Demetrius resopló y miró a Melissa con las piernas cruzadas.
—Venías a mi empresa todos los días aunque no te pidiera que lo hicieras —Melissa arqueó las cejas.
Al escuchar esto, Demetrius dio unos pasos hacia el escritorio de Melissa con ojos sonrientes y brillantes.
—¿Considerarás contratarme? Estoy bien con los romances de oficina.
Como iban a actuar, Melissa no rechazó la intimidad de Demetrius. Cruzó los brazos y se recostó en la silla.
—Olvídalo. Siento que eres pésimo actuando. Debería buscar a alguien más.
Mientras Melissa hablaba, colocó su mano en el teléfono. Demetrius vio esto y rápidamente se acercó. Justo cuando estaba a punto de decir algo, miró hacia arriba y vio la interfaz de vigilancia en la pantalla de la computadora de Melissa.
Era de la cámara en la puerta de su oficina.
El joven estaba parado cautelosamente en la puerta con una taza de café.

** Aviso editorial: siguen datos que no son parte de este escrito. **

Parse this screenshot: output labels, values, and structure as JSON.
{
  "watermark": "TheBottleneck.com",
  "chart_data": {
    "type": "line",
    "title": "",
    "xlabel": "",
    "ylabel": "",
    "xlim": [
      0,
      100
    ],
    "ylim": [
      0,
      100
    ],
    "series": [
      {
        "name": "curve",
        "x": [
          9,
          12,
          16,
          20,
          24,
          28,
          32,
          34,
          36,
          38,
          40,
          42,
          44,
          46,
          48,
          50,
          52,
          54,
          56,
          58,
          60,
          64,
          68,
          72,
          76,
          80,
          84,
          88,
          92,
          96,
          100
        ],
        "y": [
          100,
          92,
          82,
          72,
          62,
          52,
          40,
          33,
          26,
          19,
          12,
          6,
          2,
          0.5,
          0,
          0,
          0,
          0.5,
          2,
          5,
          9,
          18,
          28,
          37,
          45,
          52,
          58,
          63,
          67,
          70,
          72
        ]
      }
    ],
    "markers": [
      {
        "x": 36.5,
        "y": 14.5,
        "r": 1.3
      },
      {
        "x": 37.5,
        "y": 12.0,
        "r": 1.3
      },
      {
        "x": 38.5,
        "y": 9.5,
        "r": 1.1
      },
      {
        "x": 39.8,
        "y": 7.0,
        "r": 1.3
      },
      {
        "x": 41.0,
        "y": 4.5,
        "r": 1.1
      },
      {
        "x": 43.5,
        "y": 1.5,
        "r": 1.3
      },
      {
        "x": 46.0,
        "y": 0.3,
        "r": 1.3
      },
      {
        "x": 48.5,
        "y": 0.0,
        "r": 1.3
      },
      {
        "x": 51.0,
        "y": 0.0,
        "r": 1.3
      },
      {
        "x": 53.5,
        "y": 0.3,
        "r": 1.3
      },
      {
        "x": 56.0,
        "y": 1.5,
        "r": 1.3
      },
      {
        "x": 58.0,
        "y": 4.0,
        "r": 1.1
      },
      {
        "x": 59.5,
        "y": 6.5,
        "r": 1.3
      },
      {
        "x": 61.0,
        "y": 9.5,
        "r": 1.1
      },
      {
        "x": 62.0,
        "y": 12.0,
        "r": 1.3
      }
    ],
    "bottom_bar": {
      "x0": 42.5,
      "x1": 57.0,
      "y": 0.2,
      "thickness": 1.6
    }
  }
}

Los dos se miraron. Demetrius recibió el mensaje y dijo:
—No le tengo miedo a Murray.
Lo dijo deliberadamente en voz alta para que la gente fuera de la oficina pudiera oírlo.
Efectivamente, los dos vieron al hombre hacer una pausa desde la cámara. Luego puso cuidadosamente sus oídos en la puerta.
Melissa levantó la mirada y dijo:
—¿Qué vas a hacer?
Tan pronto como dijo esto, la puerta se abrió de repente. Demetrius aprovechó la oportunidad para pararse frente a Melissa. Desde el ángulo de la persona que entraba, los dos parecían estar besándose.